1. Dalla corte di Federico II alla Toscana

1. DALLA CORTE DI FEDERICO II ALLA TOSCANA

Si definiscono “siculo-toscani” i poeti che operano in Toscana nella seconda metà del Duecento e che prendono a modello la produzione dei Siciliani, poi sviluppata in modo innovativo.

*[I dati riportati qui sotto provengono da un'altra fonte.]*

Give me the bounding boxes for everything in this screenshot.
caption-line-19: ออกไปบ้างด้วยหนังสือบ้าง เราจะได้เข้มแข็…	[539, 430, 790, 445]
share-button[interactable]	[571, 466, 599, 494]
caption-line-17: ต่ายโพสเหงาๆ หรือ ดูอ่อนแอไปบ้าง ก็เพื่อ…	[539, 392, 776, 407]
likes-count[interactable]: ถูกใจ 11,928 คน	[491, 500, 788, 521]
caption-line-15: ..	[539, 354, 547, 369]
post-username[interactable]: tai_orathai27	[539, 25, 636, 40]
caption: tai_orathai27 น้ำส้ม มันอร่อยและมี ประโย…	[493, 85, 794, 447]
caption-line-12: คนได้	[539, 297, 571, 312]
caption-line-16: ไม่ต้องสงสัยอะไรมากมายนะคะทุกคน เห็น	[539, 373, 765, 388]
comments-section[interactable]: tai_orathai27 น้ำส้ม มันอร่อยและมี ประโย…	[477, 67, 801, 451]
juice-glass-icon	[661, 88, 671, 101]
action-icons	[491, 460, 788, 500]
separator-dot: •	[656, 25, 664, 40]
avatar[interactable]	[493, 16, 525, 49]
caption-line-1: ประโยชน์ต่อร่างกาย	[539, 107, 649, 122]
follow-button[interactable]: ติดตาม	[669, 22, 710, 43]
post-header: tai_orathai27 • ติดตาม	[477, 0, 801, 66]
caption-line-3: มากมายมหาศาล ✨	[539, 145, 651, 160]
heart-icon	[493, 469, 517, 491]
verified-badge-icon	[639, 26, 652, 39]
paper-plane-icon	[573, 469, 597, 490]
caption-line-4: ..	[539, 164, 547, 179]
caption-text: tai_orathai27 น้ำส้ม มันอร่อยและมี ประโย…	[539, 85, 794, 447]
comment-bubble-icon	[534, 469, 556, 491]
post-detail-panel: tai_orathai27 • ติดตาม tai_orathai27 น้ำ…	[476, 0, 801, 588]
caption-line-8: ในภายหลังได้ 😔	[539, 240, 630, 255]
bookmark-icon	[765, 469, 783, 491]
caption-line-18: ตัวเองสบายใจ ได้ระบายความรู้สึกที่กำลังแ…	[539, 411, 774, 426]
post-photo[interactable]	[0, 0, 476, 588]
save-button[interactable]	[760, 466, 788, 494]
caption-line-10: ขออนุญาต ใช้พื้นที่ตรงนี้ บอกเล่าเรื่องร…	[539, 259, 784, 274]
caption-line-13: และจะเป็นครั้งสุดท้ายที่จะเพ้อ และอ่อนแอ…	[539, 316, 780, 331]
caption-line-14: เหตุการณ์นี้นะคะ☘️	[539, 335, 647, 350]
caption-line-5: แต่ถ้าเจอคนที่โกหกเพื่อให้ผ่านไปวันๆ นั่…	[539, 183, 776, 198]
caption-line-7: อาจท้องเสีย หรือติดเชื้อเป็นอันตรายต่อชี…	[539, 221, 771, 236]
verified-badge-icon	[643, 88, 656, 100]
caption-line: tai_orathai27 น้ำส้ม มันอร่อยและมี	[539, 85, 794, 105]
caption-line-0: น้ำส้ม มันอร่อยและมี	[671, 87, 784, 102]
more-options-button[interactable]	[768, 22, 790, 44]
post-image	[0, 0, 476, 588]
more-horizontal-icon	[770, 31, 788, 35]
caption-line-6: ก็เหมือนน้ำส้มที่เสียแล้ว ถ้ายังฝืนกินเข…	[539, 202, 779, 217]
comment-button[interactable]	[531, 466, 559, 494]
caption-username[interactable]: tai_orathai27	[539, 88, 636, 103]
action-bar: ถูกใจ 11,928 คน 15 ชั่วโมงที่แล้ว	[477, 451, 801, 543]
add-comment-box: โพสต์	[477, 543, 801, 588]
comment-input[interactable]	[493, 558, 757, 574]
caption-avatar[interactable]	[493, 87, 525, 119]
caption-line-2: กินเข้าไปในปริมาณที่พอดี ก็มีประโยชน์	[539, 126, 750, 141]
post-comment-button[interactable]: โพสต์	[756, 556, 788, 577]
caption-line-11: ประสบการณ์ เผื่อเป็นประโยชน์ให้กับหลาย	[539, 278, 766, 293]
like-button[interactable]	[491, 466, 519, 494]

Possiamo collocare l’avvio di questa esperienza poetica intorno alla metà del secolo, successivamente alla scomparsa di Federico II (1250) e prima della morte del figlio Manfredi (1266). La diversa situazione geopolitica di quegli anni influisce sui temi e sullo stile dei componimenti. Alla corte si sostituiscono le città toscane e al cosmopolitismo della Magna Curia subentra un denso municipalismo, che si trasferisce nelle poesie degli autori siculo-toscani.

Nella loro poesia ai tradizionali motivi amorosi se ne affiancano infatti altri, che sono espressione della nuova coscienza cittadina e dei gruppi borghesi emergenti; in qualche caso la tematica politica assume un ruolo addirittura prevalente.

Tra i Siculo-toscani, i più importanti sono il lucchese Bonagiunta Orbicciani (1220 ca-1290) – il primo a compiere l’innesto del siciliano illustre nel toscano – e Guittone d’Arezzo (1235 ca-1294), che diventa in breve tempo la figura di maggior rilievo della nuova corrente.

Nelle poesie dei Siciliani prodotte all’interno della corte sveva di Federico e di Manfredi, le forme lessicali toscane che troviamo nei manoscritti vengono introdotte dai copisti e convivono con le originarie forme siciliane e meridionali mantenutesi grazie al carattere asistematico dell’operazione di copiatura. Invece, nelle poesie dei Siculo-toscani i tratti siciliani e meridionali presenti vanno considerati una scelta intenzionale, dovuta al peso della tradizione precedente, consapevolmente accettata e imitata. Ugualmente le forme toscane non vanno attribuite ai copisti, come per i Siciliani, ma rappresentano un elemanto linguistico peculiare degli stessi poeti.

Il lessico di provenienza isolana e meridionale costituisce dunque una componente significativa della poesia siculo-toscana. Alcuni sicilianismi che i poeti nati in Toscana riprendono dai Siciliani paiono configurarsi come veri e propri tecnicismi di questa poesia: per esempio, abento (“quiete”, “requie”, “tranquillità”); e dia (femminile, “giorno”). Di genesi analoga ma di diffusione più fortunata (giunge sino alla lingua poetica ottocentesca) è il condizionale fora (“sarebbe”, ma anche “sarei”).

Possiamo perciò concludere che la lingua dei testi siculo-toscani si presenta come un intarsio in cui il siciliano (o la varietà meridionale) convive senza difficoltà con la componente toscana. A questi ingredienti se ne affiancano altri di matrice provenzale e latina. L’uso di fonti diverse permette ai rimatori di aumentare il ventaglio delle scelte formali a loro disposizione e di costrui­re uno strumento comunicativo composito. Attraverso esperimenti di questo tipo si pongono le basi di quell’italiano poetico che nel Trecento troverà una compiuta sistemazione con Petrarca e che si rivelerà in grado di caratterizzare lo sviluppo della nostra poesia per diversi secoli.